As pedantic as it may seem, writing down your rules can help both you and your child. Even a toddler, years away from reading, will respond to you reading the rules out loud (Stick to only two or three) you’ve written a small poster, illustrated with stick figures or pictures from magazines or printed from the internet. Especially with toddlers whose language is not yet well developed while determination to “do by self” is at its peak, you can avoid at least some melt-downs by giving a choice between two options, where both are equally acceptable to you. For example, if you tell your child “Put this shirt on” you’re in for a struggle, but if you offer him a choice between the red one or the blue one, he will be happy to exercises his power and independence. Once you have a tantrum on your hands, stay calm, make sure your child is safe, and stick to your rules.

Part II: Temper Tantrums  

Tantrums can start already in infancy but are more typical for toddlers and preschoolers; a natural response the frustrations. These key tips will help you manage tantrums:  

1.     Help your child verbalize that anger in the moment e.g. “I know you’re so angry because mommy took away the scissors you cannot have it is not safe stay with your child and helpful come down by talking, holding her, handing her stuffed animal, or letting her to snuggle in armchair or bean bag in the corner of the room. 

2.     Don’t back off from your action/rule and enforce it with physical action (removing an object from your child’s hand or her from the trouble spot). Repeat and explain the rules after you child has calmed down. 

3.     Reassure your child: “right now you’re still too mad, but when you feel better we can___.” Suggest something you child really likes: reading a story, building a castle with blocks, playing dress-up, but not something out of the ordinary (ice cream at 10:00 am, a trip to Disneyland). You don’t want your child to get the idea that a tantrum is a way to get something special. 

4.     Stay close by. I am not in favor of “time out” in separate room, at least not until age four or so, when kids have more tools to manage their emotions (the age will vary from child to child). “Time out” should mean being removed from the source of trouble (your laptop, window sill, hot stove.) and only the minimal attention needed to let your child know you’re present and ready to help him calm down. Beware of giving so much attention as to make it a “dramatic production.”

5.     Some kids do best if you hold them in an enveloping hug, while others escalate if you try to that. The latter kids need a rug to roll on and kick, a big armchair to flail around on, a pillow to punch. 

6.     After the storm passes, teach your child the words she needs such as “angry, mad, sad, frustrated.” Make a chart with drawing or pictures of those facial expressions, play games where you take turns pretending to be angry or sad and asking “What can we do so I don’t feel so mad/sad?” Engage your child in suggesting possibilities: a big hug or a kiss, holding a beloved stuffed animal, punching a bob-bag, tearing up and crumpling newspapers, stomping your feet. 

7.     Distraction and humor (making silly faces, starting a silly song), can help shorten the tantrum’s duration and intensity.
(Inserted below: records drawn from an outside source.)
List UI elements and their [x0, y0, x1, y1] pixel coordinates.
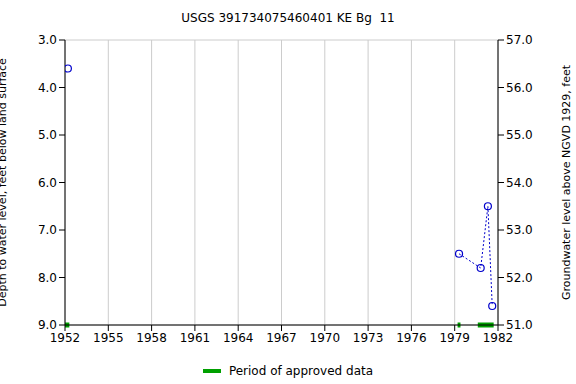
svg-text:1961: 1961 [180, 331, 211, 345]
svg-text:54.0: 54.0 [506, 176, 533, 190]
html-text:Period of approved data: Period of approved data [228, 364, 374, 378]
svg-text:1979: 1979 [439, 331, 470, 345]
svg-text:1955: 1955 [93, 331, 124, 345]
svg-text:56.0: 56.0 [506, 81, 533, 95]
svg-text:1967: 1967 [266, 331, 297, 345]
svg-text:1958: 1958 [136, 331, 167, 345]
svg-text:57.0: 57.0 [506, 33, 533, 47]
svg-text:1970: 1970 [310, 331, 341, 345]
svg-text:1964: 1964 [223, 331, 254, 345]
svg-text:53.0: 53.0 [506, 223, 533, 237]
svg-text:Groundwater level above NGVD 1: Groundwater level above NGVD 1929, feet [560, 64, 568, 300]
svg-text:52.0: 52.0 [506, 271, 533, 285]
svg-text:7.0: 7.0 [38, 223, 57, 237]
svg-text:1976: 1976 [396, 331, 427, 345]
svg-text:51.0: 51.0 [506, 318, 533, 332]
svg-text:4.0: 4.0 [38, 81, 57, 95]
svg-text:1952: 1952 [50, 331, 81, 345]
svg-text:Depth to water level, feet bel: Depth to water level, feet below land su… [8, 58, 9, 307]
svg-text:8.0: 8.0 [38, 271, 57, 285]
svg-text:9.0: 9.0 [38, 318, 57, 332]
svg-text:1973: 1973 [353, 331, 384, 345]
html-text:USGS 391734075460401 KE Bg 11: USGS 391734075460401 KE Bg 11 [181, 11, 395, 25]
svg-text:6.0: 6.0 [38, 176, 57, 190]
svg-text:55.0: 55.0 [506, 128, 533, 142]
svg-text:3.0: 3.0 [38, 33, 57, 47]
svg-text:1982: 1982 [483, 331, 514, 345]
svg-text:5.0: 5.0 [38, 128, 57, 142]
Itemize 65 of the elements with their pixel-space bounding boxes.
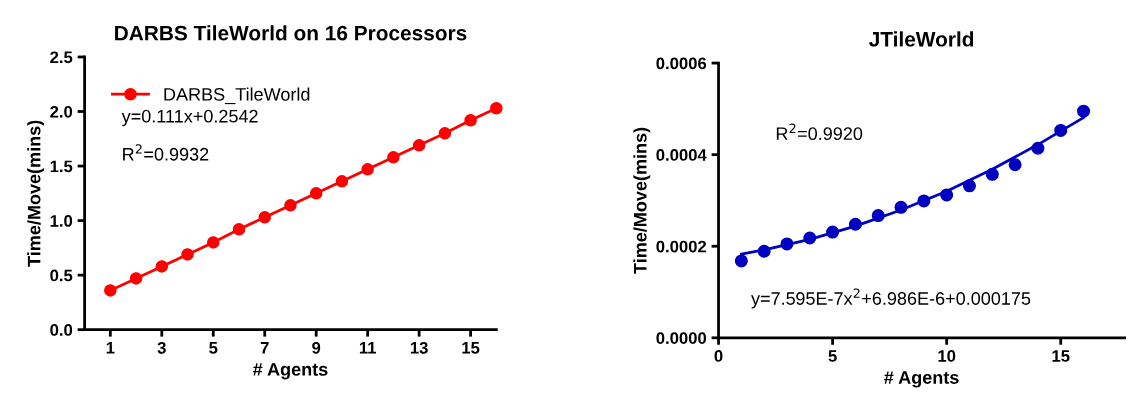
point: [894, 200, 908, 214]
x-tick-label: 7: [260, 342, 269, 354]
x-tick-label: 3: [157, 341, 166, 354]
annotation: y=7.595E-7x$^{2}$+6.986E-6+0.000175: [751, 288, 1031, 309]
point: [464, 113, 477, 127]
point: [734, 254, 748, 268]
chart-title: JTileWorld: [869, 31, 974, 47]
point: [155, 260, 169, 273]
point: [871, 209, 885, 223]
x-tick-label: 13: [410, 341, 428, 354]
point: [962, 179, 976, 193]
point: [826, 225, 840, 239]
point: [1077, 104, 1091, 118]
y-tick-label: 0.0000: [656, 332, 707, 345]
y-axis-title: Time/Move(mins): [27, 120, 45, 267]
point: [181, 248, 194, 261]
point: [940, 188, 954, 202]
point: [387, 151, 400, 164]
point: [232, 223, 246, 236]
annotation: R$^{2}$=0.9932: [123, 144, 209, 161]
point: [780, 237, 794, 251]
x-tick-label: 1: [106, 342, 115, 354]
point: [284, 199, 297, 212]
point: [848, 217, 862, 231]
point: [757, 244, 771, 258]
y-tick-label: 1.0: [50, 215, 73, 227]
x-tick-label: 10: [938, 350, 956, 362]
point: [104, 284, 117, 297]
annotation: R$^{2}$=0.9920: [776, 123, 863, 141]
point: [361, 163, 374, 176]
y-tick-label: 0.0004: [656, 149, 707, 161]
point: [490, 101, 503, 115]
point: [309, 187, 323, 200]
point: [1031, 141, 1045, 155]
y-tick-label: 2.0: [50, 105, 73, 118]
y-tick-label: 2.5: [50, 51, 73, 64]
point: [803, 231, 817, 245]
y-tick-label: 0.0006: [656, 57, 707, 70]
y-tick-label: 0.0002: [656, 240, 707, 253]
point: [1054, 123, 1068, 137]
y-tick-label: 0.0: [50, 324, 73, 336]
y-tick-label: 0.5: [50, 269, 73, 282]
x-tick-label: 9: [312, 341, 321, 354]
y-axis-title: Time/Move(mins): [633, 127, 651, 274]
legend-label: DARBS_TileWorld: [164, 87, 310, 105]
chart-title: DARBS TileWorld on 16 Processors: [115, 25, 467, 41]
x-tick-label: 15: [1052, 350, 1070, 362]
point: [438, 127, 452, 140]
point: [207, 236, 220, 249]
point: [917, 194, 931, 208]
point: [412, 139, 426, 152]
point: [335, 175, 349, 188]
annotation: y=0.111x+0.2542: [121, 109, 258, 127]
point: [1008, 158, 1022, 172]
point: [129, 272, 143, 285]
point: [258, 211, 271, 224]
x-axis-title: # Agents: [884, 371, 959, 388]
x-axis-title: # Agents: [252, 363, 328, 380]
x-tick-label: 11: [359, 342, 376, 354]
x-tick-label: 15: [462, 342, 480, 354]
y-tick-label: 1.5: [50, 160, 73, 173]
x-tick-label: 0: [714, 350, 723, 362]
point: [985, 167, 999, 181]
x-tick-label: 5: [209, 342, 218, 354]
x-tick-label: 5: [828, 350, 837, 362]
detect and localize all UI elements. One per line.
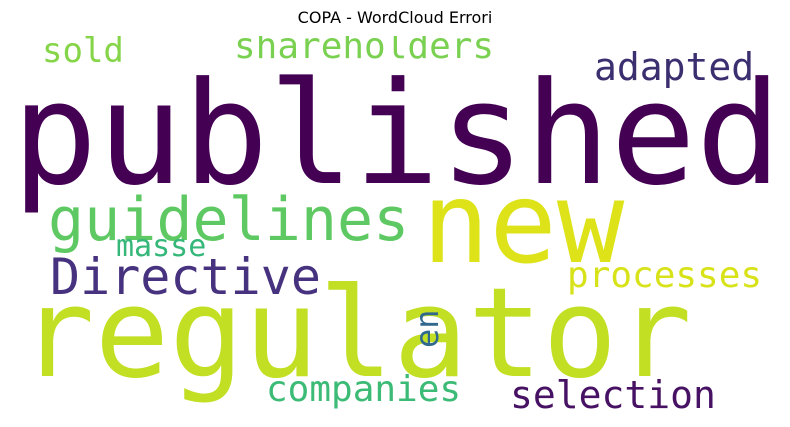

But when kids approach age four, they may well be insulted by this, as you seem to be making fun of their raging storm. Back off. 

Sometimes a child’s tantrum is so intense it sets you off. Have you ever felt like throwing a tantrum yourself? Or yelling at your child, or . . . even, hitting? Once in a while is a common part of parenting. If you do lose you cool with your child, be sure to address it. Tell him: ” I am so sorry I yelled at you. I was too angry when I did. It makes me feel sad now.” And it’s OK to say, “I need a little time out to calm down,” and model by taking demonstrative deep breaths, counting out loud to ten, or closing your eyes (if it’s safe to leave your child unwatched for a few seconds) and hugging a pillow to your chest. 

But, if you “lose it” often, you need more help. Talk to a therapist, a child development specialist, your pediatrician or a support group. And know that you are not alone.